Son söyledikleri bu kâbusu benim için daha da korkunç hale getirmişti. Midemde dayanılmaz bir kasılma başlamıştı. Duyduklarıma inanamıyordum. İnanmak istemiyordum. Ve bir anda bütün bu muamelelere benim de maruz kalacağımı düşündüm. İliklerime kadar titredim. Gözlerimi evet gözlerimi fazlalık diye alacaklar ve maden işçisi olarak, belki bir ömür bir ilaç için çalıştıracaklardı. Kölelikten farksızdı bu. Ateşimin yükseldiğini ve yere yığılmak üzere olduğumu hissettim.

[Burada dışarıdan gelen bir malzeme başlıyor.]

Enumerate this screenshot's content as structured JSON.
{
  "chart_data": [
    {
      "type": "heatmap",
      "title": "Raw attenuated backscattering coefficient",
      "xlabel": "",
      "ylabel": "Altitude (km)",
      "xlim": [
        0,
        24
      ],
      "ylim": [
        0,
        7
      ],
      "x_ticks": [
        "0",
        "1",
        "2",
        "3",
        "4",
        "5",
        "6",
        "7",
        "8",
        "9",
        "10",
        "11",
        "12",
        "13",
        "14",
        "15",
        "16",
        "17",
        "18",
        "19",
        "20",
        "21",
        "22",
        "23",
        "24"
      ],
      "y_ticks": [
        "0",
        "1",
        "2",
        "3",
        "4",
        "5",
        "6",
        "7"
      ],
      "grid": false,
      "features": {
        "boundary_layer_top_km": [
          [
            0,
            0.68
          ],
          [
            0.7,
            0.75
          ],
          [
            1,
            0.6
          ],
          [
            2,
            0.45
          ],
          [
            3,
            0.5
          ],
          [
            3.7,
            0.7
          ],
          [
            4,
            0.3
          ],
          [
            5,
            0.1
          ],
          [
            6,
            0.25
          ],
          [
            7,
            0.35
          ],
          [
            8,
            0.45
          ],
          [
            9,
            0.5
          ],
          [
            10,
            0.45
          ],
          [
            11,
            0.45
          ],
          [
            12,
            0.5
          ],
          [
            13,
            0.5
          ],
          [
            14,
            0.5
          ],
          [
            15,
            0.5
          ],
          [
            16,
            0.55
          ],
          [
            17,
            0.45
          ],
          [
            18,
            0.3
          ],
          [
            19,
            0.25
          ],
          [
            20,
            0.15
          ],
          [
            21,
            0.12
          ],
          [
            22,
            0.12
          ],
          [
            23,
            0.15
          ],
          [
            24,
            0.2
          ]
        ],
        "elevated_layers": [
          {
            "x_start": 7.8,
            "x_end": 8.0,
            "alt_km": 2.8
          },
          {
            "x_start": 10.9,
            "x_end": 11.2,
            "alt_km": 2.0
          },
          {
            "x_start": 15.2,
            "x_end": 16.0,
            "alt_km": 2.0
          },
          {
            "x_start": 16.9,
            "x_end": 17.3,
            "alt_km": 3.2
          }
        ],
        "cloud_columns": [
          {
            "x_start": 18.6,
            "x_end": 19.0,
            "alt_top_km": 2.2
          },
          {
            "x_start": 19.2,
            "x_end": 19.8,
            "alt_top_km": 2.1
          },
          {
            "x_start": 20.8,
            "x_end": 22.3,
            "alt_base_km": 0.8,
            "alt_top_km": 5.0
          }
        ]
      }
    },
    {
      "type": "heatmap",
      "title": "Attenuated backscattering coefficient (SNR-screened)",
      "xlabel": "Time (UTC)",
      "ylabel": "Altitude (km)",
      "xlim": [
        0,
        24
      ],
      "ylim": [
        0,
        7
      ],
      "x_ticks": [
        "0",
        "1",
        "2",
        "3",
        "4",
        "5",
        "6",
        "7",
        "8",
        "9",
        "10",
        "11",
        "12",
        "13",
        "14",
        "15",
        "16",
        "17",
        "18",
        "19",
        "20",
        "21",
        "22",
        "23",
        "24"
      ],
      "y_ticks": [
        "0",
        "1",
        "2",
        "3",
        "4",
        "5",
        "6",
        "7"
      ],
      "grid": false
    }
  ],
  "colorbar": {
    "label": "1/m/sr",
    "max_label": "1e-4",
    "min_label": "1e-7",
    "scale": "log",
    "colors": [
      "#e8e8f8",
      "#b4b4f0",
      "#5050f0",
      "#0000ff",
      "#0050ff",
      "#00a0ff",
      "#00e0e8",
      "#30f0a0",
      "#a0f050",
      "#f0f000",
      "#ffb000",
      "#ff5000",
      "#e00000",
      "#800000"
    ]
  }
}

Uyandığımda kendimi gerçekten de yataktan düşmüş ve yere yığılmış olarak buldum.

Hemen lavaboya koştum. Yüzümü yıkadım. Aynada gözlerime baktım bir süre.

Ne kadar paha biçilmez olduklarını düşündüm. Sadece onlar mı? Özgürlüğüm başta olmak üzere sahip olduğum o kadar çok şey vardı ki paha biçilemeyen.

Şimdiye kadar hiç böyle düşünmemiştim. Hatta başkalarında olup bende olmayanlara hayıflandığım ve onlara bakarak kendimi “kısmetsiz” hissettiğim zamanlar çok olmuştur.

O günden sonra körler ülkesine gitmekten ve her şeyin kaldığı yerden devam etmesinden korkarak uyudum birkaç gün. Her uyandığımda oraya gitmemiş olduğum için ve gerçek dünyada uyanabildiğim için şükrettim.

Ve anladım ki orası aslında körler ülkesi değil, buradan gönderilen nankörlerin ülkesiydi.

Burada kıymetini bilmedikleri nimetler orada ellerinden alınıyordu.

Nankörlüğü bitiren şeyin şükretmek olduğunu ve sahip olduğumuz nimetlerin sayılamayacak kadar çok olduğunu bana hatırlatan böyle bir kâbus gördüğüm için, kendimi artık çok “kısmetli” hissediyordum.